Halbu ki, Dersim’in bahsi edilen özgün kimliğinin daha da ötesinde demokratik, politik, devrimci ve sosyalist kimliğe yatkın ileri bir kimliği vardır. Dersim’in kimliği ve özgünlüğü kavranıp izah edilecekse, salt dil lehçesi ve inançsal özgünlüğü ile değil, aselen direnişçi, demokratik, devrimci ve sosyalist eğilimli sınıf hareketine yatkınlıkta karşılık bulan kimliği öne çıkarılıp anlaşılmak durumundadır. Bunu atlayan her yaklaşım Dersim’le bütünleşme şansından yoksun kalır. SMF’nin Dersim’de köklü bir damar olarak kalıcılaşıp güçlenmesinin sırrı da, Dersim’in politik gelenek ve kimliğiyle bütünleşmesinden ileri gelmektedir. Kuşkusuz ki, Dersim’in ulusal kimliği de vardır, bu onun ulusal duyarlılığını besleyen zemindir. İnançsal kimliği de aynı biçimde demokratik yönelimini beslemektedir. Ancak hepsinin ötesinde sınıf hareketlerinin de katkısıyla aydınlanmış, politize olmuş, demokratik, devrimci kimliği vardır. Esas olan budur. Sayın Kaytan, fiilen Dersim’de Dersim kimliğiyle ancak HDP adaylarının örtüşebileceğini ima ederken, aynı zamanda Dersim’deki demokratik, devrimci, sosyalist kurum ve güçlerin olduğu gerçeğine/bu kimliğine dikkat çekerek, ileri sürdüğü gerekçeleri çürütmektedir.

Şayet HDP ya da sayın Kaytan’ın dediği gibi, sorun belediyenin kayyumdan alınması sorunu ise, bu neden sadece HDP adayı şartına bağlanmaktadır?

Demokratik, sosyalist bir kurum olan SMF adayının belediyeyi kayyumdan almasını neden sayın Kaytan bir kazanım olarak; demokratik güçlerin ve kendisinin de bir kazanımı olarak görmemektedir?

Demokratik güçlerin kazanımına neden tahammül gösterilememekte ve bu güçlerin kazanımı neden demokratik bir kazanım olarak görülmemektedir?

Sorun belediyenin kayyumdan alınması ise, neden HDP ile ittifak içinde SMF adayının HDP’den girmesi kabul edilmemiştir?

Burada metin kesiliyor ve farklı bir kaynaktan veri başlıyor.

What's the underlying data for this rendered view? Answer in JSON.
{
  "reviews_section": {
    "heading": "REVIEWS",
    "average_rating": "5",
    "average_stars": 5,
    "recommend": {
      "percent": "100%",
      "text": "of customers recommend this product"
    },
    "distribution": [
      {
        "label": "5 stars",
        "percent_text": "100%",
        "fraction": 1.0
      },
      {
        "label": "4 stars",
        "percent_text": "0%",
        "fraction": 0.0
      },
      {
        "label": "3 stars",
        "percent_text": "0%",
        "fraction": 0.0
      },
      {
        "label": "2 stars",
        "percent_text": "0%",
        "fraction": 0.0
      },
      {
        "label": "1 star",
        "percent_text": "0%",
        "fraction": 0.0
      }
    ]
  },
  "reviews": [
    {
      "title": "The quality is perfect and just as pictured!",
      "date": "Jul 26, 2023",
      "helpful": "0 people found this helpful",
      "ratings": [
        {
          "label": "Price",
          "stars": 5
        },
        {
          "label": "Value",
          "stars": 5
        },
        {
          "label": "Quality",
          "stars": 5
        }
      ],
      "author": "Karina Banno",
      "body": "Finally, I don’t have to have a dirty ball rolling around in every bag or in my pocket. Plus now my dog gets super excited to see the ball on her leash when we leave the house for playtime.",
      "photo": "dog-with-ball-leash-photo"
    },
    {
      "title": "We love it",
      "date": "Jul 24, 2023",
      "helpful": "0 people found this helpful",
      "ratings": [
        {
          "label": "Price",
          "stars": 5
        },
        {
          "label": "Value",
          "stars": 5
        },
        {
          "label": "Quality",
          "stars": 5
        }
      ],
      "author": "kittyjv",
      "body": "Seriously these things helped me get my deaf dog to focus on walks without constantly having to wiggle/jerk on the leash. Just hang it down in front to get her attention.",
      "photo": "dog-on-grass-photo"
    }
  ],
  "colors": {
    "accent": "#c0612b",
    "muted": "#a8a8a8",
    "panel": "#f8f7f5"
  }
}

SMF’nin gösterdiği adayın ittifak adayı olarak kabul edilmesi durumunda, bu aday HDP adayı olmuş olacaktı. Bu neden kabul edilmedi?

Bugün HDP’nin diğer demokratik devrimci kurum ve güçlerle sağladığı ittifakta Dersim’in ilçelerinde HDP’li olmayan ittifak adayları HDP’den gösterildiği halde, neden aynı yaklaşım SMF adayı Maçoğlu için Dersim’de benimsenmedi, kabul edilmedi?

Dersim halkının tercih ve iradesi esas ise, neden SMF’nin Dersim adaylığı için ön seçimle Dersim halkına sorularak buradan çıkacak sonuca göre adayın belirlenmesi kabul edilmedi?

Dersim halkına güven noktasında bir problem yoksa ve onun HDP adaylarından yana tercihini kullandığı iddia ediliyorsa, o halde neden ön seçimle Dersim halkına sorulması önerisi kabul edilmedi?

Sonuç olarak; Dersim’in özgünlüğü dikkate alınıyor ve alınacaksa, HDP ve aynı kulvarda bulunan tüm ilgililer mevcut siyasetini yeniden gözden geçirmeli, SMF adayı sayın Maçoğlu’nun adaylığı noktasında anlaşılmaz reflekslerle sergilenen ketum tutumu terk ederek, Dersim belediyesini kazanarak kayyumu defetmek üzere SMF adayında birleşmelidirler.